Between-Group Study
A between-group study (also called between-subjects design) compares two or more groups that receive different treatments. In SLA research, this typically means a treatment group (e.g., receiving TBLT instruction) compared to a control or comparison group (e.g., receiving traditional instruction or no instruction). Each participant is in only one condition.
Why It Matters
Between-group designs are the standard for causal claims about instructional effectiveness. The logic: both groups experience the same passage of time, the same maturation, and the same external factors. The only systematic difference is the treatment. Therefore, post-treatment differences can be attributed to the treatment itself.
Between-Group vs. Within-Group
| Feature | Between-group | Within-group (pre-post) |
|---|---|---|
| Groups | Two or more separate groups | Same group tested twice |
| What it measures | Treatment-specific effect | Total change (all causes) |
| Causal logic | Stronger: comparison group controls for non-treatment factors | Weaker: cannot separate treatment from maturation, practice effects, regression to the mean |
| Effect size magnitude | Generally smaller | Generally larger |
| Effect Size benchmarks (Plonsky & Oswald, 2014) | 0.40 / 0.70 / 1.00 | 0.60 / 1.00 / 1.40 |
Within-group designs cannot rule out: natural maturation, practice effects from repeated testing, regression to the mean (especially if learners were selected for low performance), or the Hawthorne effect.
Requirements for a Sound Between-Group Study
- Pre-test for both groups: establishes baseline equivalence. Without this, post-treatment differences might reflect pre-existing ability gaps, not the treatment.
- Random assignment (ideal) or demonstrated equivalence: ensures groups are comparable.
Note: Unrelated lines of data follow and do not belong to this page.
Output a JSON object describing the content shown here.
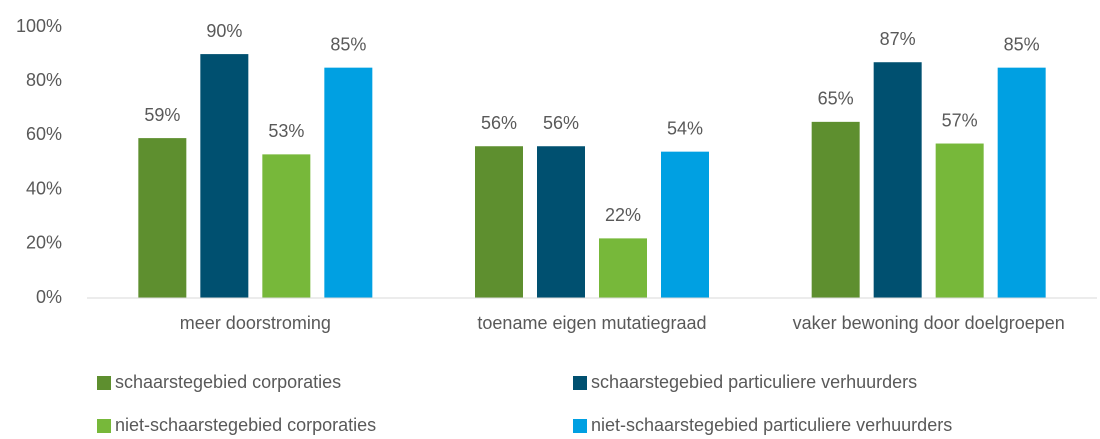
{
  "chart_data": {
    "type": "bar",
    "categories": [
      "meer doorstroming",
      "toename eigen mutatiegraad",
      "vaker bewoning door doelgroepen"
    ],
    "series": [
      {
        "name": "schaarstegebied corporaties",
        "color": "#5e8f2f",
        "values": [
          59,
          56,
          65
        ],
        "value_labels": [
          "59%",
          "56%",
          "65%"
        ]
      },
      {
        "name": "schaarstegebied particuliere verhuurders",
        "color": "#005070",
        "values": [
          90,
          56,
          87
        ],
        "value_labels": [
          "90%",
          "56%",
          "87%"
        ]
      },
      {
        "name": "niet-schaarstegebied corporaties",
        "color": "#77b83a",
        "values": [
          53,
          22,
          57
        ],
        "value_labels": [
          "53%",
          "22%",
          "57%"
        ]
      },
      {
        "name": "niet-schaarstegebied particuliere verhuurders",
        "color": "#00a0e2",
        "values": [
          85,
          54,
          85
        ],
        "value_labels": [
          "85%",
          "54%",
          "85%"
        ]
      }
    ],
    "ylim": [
      0,
      100
    ],
    "yticks": [
      {
        "value": 0,
        "label": "0%"
      },
      {
        "value": 20,
        "label": "20%"
      },
      {
        "value": 40,
        "label": "40%"
      },
      {
        "value": 60,
        "label": "60%"
      },
      {
        "value": 80,
        "label": "80%"
      },
      {
        "value": 100,
        "label": "100%"
      }
    ],
    "grid": false,
    "legend": "bottom"
  }
}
True randomisation is the gold standard because it probabilistically equalises all confounding variables.
- Clear description of both groups: you need to know what each group actually did. A vague "traditional instruction" label for the control group makes interpretation impossible.
- Same outcome measure: both groups assessed with the same instrument under the same conditions.
Effect Size Calculation
Posttest-only: d = (M_treatment − M_control) / SD_pooled
With pre-test adjustment (preferred; Morris, 2008): d = [(M_treatment_post − M_treatment_pre) − (M_control_post − M_control_pre)] / SD_pooled_pre
The pre-test-adjusted formula uses the pre-test SD as the standardiser (uncontaminated by the treatment) and controls for any baseline differences. The choice of denominator can shift d by approximately 0.3, potentially moving an effect from "small" to "medium."
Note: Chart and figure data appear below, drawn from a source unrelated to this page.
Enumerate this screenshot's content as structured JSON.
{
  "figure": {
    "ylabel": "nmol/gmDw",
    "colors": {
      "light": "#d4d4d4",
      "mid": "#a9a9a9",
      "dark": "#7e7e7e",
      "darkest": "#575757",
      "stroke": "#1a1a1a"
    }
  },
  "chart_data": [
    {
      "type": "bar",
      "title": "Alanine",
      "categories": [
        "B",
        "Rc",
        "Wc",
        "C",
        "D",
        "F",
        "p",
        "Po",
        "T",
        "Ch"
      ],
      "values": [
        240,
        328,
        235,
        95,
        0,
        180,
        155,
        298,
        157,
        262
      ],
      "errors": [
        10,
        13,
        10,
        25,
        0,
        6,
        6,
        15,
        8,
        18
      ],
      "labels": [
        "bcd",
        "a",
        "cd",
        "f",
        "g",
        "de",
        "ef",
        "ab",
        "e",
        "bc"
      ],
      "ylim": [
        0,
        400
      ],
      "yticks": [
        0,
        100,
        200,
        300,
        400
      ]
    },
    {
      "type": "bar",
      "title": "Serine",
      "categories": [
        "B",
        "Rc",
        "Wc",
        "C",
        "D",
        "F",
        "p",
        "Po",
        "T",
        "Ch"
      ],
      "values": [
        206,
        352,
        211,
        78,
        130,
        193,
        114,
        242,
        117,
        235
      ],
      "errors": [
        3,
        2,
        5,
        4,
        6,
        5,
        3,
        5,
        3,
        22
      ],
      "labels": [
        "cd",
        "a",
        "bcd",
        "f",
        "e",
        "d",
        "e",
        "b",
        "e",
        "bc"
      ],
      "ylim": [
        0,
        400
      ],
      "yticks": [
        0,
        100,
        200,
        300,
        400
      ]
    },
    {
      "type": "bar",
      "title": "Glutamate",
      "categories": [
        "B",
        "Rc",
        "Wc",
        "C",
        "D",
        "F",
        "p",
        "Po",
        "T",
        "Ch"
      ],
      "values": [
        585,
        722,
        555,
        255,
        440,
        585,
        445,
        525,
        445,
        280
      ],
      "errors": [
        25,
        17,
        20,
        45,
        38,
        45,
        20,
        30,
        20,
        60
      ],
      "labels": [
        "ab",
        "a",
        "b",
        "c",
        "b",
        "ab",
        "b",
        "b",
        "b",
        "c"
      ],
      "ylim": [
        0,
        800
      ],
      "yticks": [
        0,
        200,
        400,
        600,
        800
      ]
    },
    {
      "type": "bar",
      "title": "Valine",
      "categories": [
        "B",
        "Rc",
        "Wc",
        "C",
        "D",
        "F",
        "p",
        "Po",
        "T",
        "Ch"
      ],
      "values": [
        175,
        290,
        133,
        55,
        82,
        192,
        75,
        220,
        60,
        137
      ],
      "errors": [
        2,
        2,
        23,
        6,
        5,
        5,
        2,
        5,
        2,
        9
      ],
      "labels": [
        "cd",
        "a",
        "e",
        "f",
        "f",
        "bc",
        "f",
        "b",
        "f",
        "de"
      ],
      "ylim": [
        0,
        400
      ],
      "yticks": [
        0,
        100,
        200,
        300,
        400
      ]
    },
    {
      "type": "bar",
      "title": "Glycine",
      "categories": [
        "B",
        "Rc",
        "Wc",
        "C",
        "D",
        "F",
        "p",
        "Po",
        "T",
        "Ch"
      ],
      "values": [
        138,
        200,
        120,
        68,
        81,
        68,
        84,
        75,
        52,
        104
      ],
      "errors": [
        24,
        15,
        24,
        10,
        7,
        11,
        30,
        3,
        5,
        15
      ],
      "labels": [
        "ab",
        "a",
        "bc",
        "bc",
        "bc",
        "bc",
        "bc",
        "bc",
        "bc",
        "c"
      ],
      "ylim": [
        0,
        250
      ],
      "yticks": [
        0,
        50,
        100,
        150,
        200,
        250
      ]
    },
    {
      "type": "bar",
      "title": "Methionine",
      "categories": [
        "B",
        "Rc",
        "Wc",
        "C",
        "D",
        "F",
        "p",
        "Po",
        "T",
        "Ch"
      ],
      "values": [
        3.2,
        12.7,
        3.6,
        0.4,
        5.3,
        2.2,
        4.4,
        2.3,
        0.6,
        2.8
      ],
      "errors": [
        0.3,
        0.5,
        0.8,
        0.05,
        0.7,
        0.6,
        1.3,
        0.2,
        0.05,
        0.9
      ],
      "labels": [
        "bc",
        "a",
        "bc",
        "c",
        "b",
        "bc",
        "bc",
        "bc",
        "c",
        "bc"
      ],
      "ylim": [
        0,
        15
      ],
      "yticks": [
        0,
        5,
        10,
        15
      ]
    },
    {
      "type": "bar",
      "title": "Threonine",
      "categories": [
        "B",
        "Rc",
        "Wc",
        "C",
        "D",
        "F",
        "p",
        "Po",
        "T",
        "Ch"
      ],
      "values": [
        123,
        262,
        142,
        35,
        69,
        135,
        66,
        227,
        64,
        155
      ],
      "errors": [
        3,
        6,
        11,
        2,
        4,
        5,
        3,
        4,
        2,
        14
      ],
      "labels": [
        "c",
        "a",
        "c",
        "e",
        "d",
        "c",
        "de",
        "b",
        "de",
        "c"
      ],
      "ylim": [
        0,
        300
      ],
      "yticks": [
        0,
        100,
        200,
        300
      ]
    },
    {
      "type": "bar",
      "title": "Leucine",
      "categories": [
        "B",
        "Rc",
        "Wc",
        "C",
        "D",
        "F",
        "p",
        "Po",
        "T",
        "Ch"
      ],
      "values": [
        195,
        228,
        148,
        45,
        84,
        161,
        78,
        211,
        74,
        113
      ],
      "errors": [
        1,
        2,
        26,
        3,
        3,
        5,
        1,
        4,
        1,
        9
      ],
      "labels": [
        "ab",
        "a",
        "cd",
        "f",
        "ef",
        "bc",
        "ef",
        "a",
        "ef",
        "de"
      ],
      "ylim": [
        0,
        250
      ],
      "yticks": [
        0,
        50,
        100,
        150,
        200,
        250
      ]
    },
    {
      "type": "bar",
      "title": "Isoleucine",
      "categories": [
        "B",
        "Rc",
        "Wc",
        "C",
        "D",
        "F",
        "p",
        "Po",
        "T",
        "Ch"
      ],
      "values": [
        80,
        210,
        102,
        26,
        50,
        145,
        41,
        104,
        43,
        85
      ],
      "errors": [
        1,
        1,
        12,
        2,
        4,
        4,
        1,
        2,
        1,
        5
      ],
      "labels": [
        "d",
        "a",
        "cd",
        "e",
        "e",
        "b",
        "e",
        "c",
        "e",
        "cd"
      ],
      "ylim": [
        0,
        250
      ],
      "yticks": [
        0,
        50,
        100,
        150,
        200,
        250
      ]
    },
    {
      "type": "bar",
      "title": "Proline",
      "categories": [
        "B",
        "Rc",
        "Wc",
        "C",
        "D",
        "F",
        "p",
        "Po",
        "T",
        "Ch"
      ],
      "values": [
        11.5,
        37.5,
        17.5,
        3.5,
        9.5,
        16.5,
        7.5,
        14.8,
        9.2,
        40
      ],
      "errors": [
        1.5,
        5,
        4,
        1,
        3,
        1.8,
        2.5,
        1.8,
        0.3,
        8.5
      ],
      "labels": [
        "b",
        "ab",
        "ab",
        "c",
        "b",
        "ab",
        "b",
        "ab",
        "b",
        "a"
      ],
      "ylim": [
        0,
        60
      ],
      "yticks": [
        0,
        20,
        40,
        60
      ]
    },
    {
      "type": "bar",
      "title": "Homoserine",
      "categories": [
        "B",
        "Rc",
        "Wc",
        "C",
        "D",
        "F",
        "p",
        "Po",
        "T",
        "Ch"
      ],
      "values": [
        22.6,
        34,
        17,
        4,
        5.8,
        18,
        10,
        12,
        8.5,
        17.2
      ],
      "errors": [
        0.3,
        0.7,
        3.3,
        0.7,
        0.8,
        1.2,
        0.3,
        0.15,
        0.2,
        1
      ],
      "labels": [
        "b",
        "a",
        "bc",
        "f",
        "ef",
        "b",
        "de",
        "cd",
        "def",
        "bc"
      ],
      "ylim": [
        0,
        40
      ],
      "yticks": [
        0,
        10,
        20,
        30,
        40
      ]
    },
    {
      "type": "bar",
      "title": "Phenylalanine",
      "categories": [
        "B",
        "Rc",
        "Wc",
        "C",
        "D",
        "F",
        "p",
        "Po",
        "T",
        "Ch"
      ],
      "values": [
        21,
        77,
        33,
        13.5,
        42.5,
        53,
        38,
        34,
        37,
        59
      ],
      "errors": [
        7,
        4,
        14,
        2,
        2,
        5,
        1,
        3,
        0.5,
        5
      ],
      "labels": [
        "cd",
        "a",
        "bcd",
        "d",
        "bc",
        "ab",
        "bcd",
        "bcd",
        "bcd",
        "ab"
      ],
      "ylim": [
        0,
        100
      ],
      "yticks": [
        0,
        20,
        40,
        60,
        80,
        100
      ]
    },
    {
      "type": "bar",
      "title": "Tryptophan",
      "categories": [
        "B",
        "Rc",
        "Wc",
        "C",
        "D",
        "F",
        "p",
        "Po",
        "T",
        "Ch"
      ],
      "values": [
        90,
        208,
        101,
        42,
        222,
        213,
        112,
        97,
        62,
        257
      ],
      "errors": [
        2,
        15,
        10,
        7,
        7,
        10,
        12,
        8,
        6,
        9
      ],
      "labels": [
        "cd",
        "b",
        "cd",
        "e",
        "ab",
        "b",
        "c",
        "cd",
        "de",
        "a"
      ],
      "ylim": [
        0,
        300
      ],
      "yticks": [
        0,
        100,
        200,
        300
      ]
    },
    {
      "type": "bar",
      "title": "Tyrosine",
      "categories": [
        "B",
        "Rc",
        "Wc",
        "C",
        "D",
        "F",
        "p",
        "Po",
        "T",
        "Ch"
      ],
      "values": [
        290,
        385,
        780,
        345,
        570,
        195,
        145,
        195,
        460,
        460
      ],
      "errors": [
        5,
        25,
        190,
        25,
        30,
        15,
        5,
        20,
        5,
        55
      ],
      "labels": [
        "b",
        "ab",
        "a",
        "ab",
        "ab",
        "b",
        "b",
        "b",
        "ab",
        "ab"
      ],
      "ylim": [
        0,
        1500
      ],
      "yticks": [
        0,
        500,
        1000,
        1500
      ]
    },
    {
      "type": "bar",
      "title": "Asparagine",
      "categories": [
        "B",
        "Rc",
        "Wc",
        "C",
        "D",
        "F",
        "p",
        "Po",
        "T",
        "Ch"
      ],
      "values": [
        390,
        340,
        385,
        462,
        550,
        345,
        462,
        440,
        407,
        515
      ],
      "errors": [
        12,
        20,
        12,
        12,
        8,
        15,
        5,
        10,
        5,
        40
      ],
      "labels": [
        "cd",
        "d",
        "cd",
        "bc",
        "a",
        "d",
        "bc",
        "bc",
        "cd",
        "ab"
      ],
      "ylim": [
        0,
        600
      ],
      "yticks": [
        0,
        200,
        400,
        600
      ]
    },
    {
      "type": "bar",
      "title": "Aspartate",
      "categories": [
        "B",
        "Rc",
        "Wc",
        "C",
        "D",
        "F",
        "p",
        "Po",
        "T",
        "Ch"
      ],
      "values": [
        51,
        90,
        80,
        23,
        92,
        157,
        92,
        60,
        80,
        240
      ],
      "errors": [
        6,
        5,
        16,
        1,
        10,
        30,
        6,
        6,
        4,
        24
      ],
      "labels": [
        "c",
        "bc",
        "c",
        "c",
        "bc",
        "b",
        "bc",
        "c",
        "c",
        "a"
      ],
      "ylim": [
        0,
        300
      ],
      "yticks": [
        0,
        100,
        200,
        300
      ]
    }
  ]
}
The Problem of Quasi-Experimental Designs
Most SLA classroom research uses intact classes rather than true random assignment. This makes them quasi-experimental rather than truly experimental. Reasons:
- Institutions assign students to classes; researchers cannot reshuffle them
- Ethical concerns about denying instruction to a control group
- Practical constraints of timetables and administration
- Only an estimated 16–25% of experimental SLA/CALL studies use true random assignment
With intact groups, systematic differences between classes (different teachers, time slots, motivation levels) become potential confounds. This makes pre-testing, transparent comparison group descriptions, and careful equivalence checks especially critical.
The Problem of Design Conflation
Pooling effect sizes from between-group and within-group studies in a single meta-analysis inflates the overall estimate. Within-group d values are inherently larger because they capture all change, not just treatment-specific effects. This was a core problem in the Bryfonski-McKay controversy: of 52 studies, only 27 were between-group designs, and even among those, many lacked pre-tests or adequate control group descriptions.
Other Threats to Validity
- Attrition: participants dropping out differentially between groups can destroy equivalence. If weaker students drop out of the treatment group, the remaining group looks artificially better.
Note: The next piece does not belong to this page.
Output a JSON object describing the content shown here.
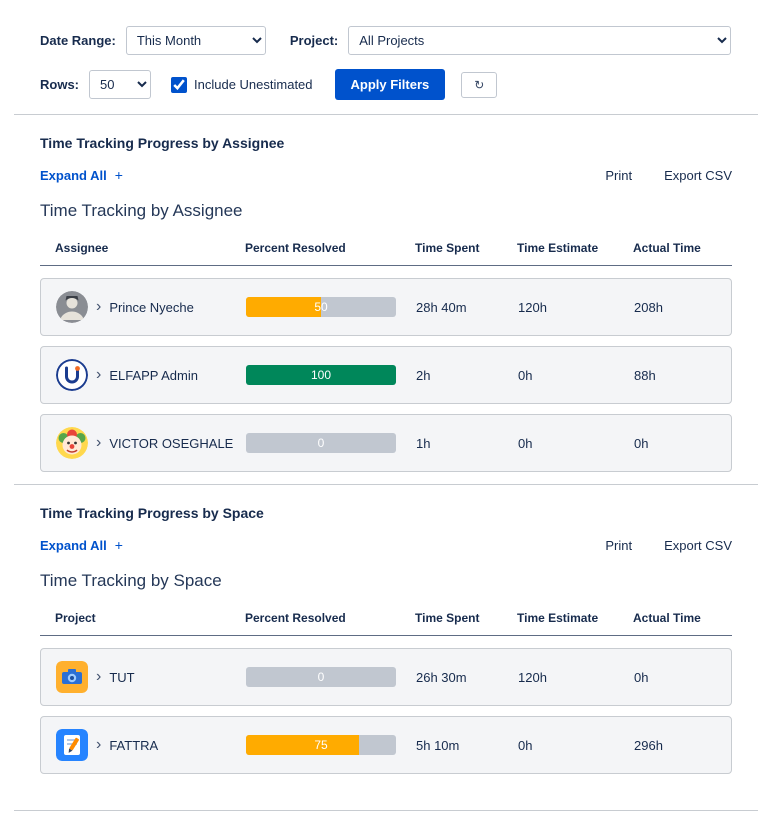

- Practice-Test Congruency: if the treatment group practises activities similar to the post-test but the control group does not, better performance may reflect test familiarity rather than genuine learning.
- Teacher effects: if different teachers teach each group, any differences might reflect the teacher rather than the treatment.
In the TBLT Meta-Analysis Debate
| Source | Effect Size | Note |
|---|---|---|
| Bryfonski & McKay (2019) | d = 0.93 | From 27 between-group studies, but many lacked pre-tests |
| Xuan et al. (2022) | g = 0.61 | Recalculated from 16 better-screened studies |
| Boers et al. (2021) | Only 1 of 27 survived | Rigorous screening left a single usable study |
The takeaway for consumers of meta-analyses: always check whether the aggregate was calculated from between-group comparisons, within-group comparisons, or a mix of both.